Vorschlag-Hammer:Zwei Störenfriede

Der Theatermeister Kortner provozierte 1960 mit seinem TV-Debüt "Die Sendung der Lysistrata" den ersten deutschen Abschaltskandal. Fünf der neun Sender (darunter BR und WDR) wollten das mehr als drastische Stück nach Aristophanes nicht gesendet haben

Von Fritz Göttler

Ein Wochenende für zwei überzeugte Störenfriede, die Anfang der Sechziger die starre Moral der bürgerlichen Gesellschaft aufmischten - und sichtlich großen Spaß daran hatten: Fritz Kortner (am Freitag) und Otto Preminger (am Sonntag) in der Romy-Reihe des Filmmuseums. Der Theatermeister Kortner provozierte 1960 mit seinem TV-Debüt "Die Sendung der Lysistrata" den ersten deutschen Abschaltskandal. Denn fünf der neun Sender (darunter BR und WDR) wollten das mehr als drastische Stück nach Aristophanes nicht gesendet haben - über die Frauen im antiken Athen, die sich dem häuslichen Sex verweigerten, weil die Männer nicht aufhören wollen mit dem Kriegführen. Kortner hatte das Stück natürlich entschärft, aber es schien dennoch nicht sendefähig. "Mit meiner Frau zusammen würde ich den Fernsehfilm nicht sehen wollen", sagte Direktor Lange vom WDR. "Mir ist schon lange kein achtzölliger Tröster vor Augen gekommen", sagt im Film die junge Myrrhine, Freundin der Streikführerin Lysistrata, gespielt von Barbara Rütting, Myrrhine ist Romy Schneider. Gemeinerweise hatte Kortner noch eine Rahmenhandlung in der Jetztzeit angefügt, was wiederum BR-Direktor Clemens Münster verstörte: "Die Verfechter einer Atomrüstung werden auf eine Weise karikiert, die einfach unfair ist."

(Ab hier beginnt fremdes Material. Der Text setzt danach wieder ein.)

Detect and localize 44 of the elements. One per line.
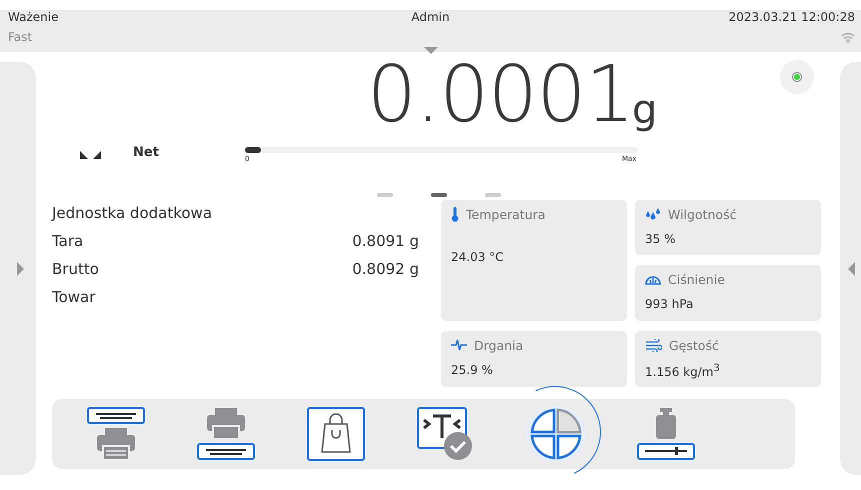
info-label: Tara: [52, 232, 84, 252]
sensor-card[interactable]: Drgania 25.9 %: [441, 331, 627, 387]
net-label: Net: [133, 145, 159, 160]
sensor-name: Drgania: [474, 338, 524, 352]
stability-indicator: [780, 60, 814, 94]
shopping-bag-icon[interactable]: [306, 406, 366, 462]
sensor-card[interactable]: Ciśnienie 993 hPa: [635, 265, 821, 321]
info-label: Brutto: [52, 260, 99, 280]
date-time: 2023.03.21 12:00:28: [728, 10, 855, 24]
expand-left-icon[interactable]: [848, 262, 855, 276]
info-label: Towar: [52, 288, 96, 308]
sensor-value: 1.156 kg/m$^{3}$: [645, 363, 721, 379]
water-drops-icon: [645, 208, 661, 220]
vibration-wave-icon: [451, 339, 467, 351]
weight-unit: g: [632, 90, 658, 130]
sensor-value: 993 hPa: [645, 297, 694, 311]
sensor-card[interactable]: Temperatura 24.03 °C: [441, 200, 627, 321]
wind-icon: [645, 338, 662, 352]
sensor-name: Ciśnienie: [668, 272, 725, 286]
printer-with-header-icon[interactable]: [86, 406, 146, 462]
tare-triangles-icon: [80, 151, 101, 159]
user-name[interactable]: Admin: [411, 10, 450, 24]
sensor-card[interactable]: Gęstość 1.156 kg/m$^{3}$: [635, 331, 821, 387]
weight-reading: 0.0001: [367, 56, 634, 134]
mode-title: Ważenie: [8, 10, 58, 24]
gauge-icon: [645, 273, 661, 285]
sensor-card[interactable]: Wilgotność 35 %: [635, 200, 821, 255]
profile-name: Fast: [8, 30, 34, 44]
sensor-value: 25.9 %: [451, 363, 494, 377]
info-value: 0.8092 g: [352, 260, 419, 280]
thermometer-icon: [451, 206, 459, 222]
sensor-name: Gęstość: [669, 338, 719, 352]
page-indicator[interactable]: [431, 193, 447, 197]
info-value: 0.8091 g: [352, 232, 419, 252]
expand-right-icon[interactable]: [17, 262, 24, 276]
sensor-name: Wilgotność: [668, 206, 736, 222]
dropdown-arrow-icon[interactable]: [424, 47, 438, 54]
info-label: Jednostka dodatkowa: [52, 204, 212, 224]
sensor-value: 35 %: [645, 232, 676, 246]
printer-with-footer-icon[interactable]: [196, 406, 256, 462]
sensor-value: 24.03 °C: [451, 250, 505, 264]
weight-on-scale-icon[interactable]: [636, 406, 696, 462]
sensor-name: Temperatura: [466, 206, 546, 222]
wifi-icon: [841, 32, 855, 43]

1963 brachte Otto Preminger seinen "Kardinal" in die Kinos, über einen amerikanischen Priester, der eine Menge durchmacht, seine eigene Glaubensunversöhnlichkeit, die Peitschenhiebe des Ku Klux Klan, den Nazipöbel in Wien. Dort hatte er sich bei einem früheren Aufenthalt in die Studentin Annemarie verliebt - Romy Schneider -, die er 1938, in päpstlichem Auftrag wieder in der Stadt, nicht retten kann vor der Gestapo. Preminger drehte fast nur an Originalschauplätzen, mit dem Papst kam er prima zurecht, aber einen Dreh in einer Kirche in Boston wollte der amerikanische Kardinal ihm partout nicht erlauben. Nur die jungen Kritiker hielten dem epischen Preminger die Treue. Wir gaben Filmen wie dem "Kardinal" vier Punkte, um die anderen Kritiker zu ärgern, erinnert sich Rudolf Thome, selber ein toller Filmemacher. Leider läuft der Film über ihn nicht mehr in München, "Überall Blumen", von Serpil Turhan. Auch Roger Fritz, Akteur, Regisseur, Fotograf, Lokalbesitzer, hat zur Zeit nichts laufen in München. Er wird am Donnerstag achtzig. Vielleicht schon vormerken: "Il Lavoro" von Visconti, der ihm sehr verbunden war, am 14. Oktober in der Romy-Reihe.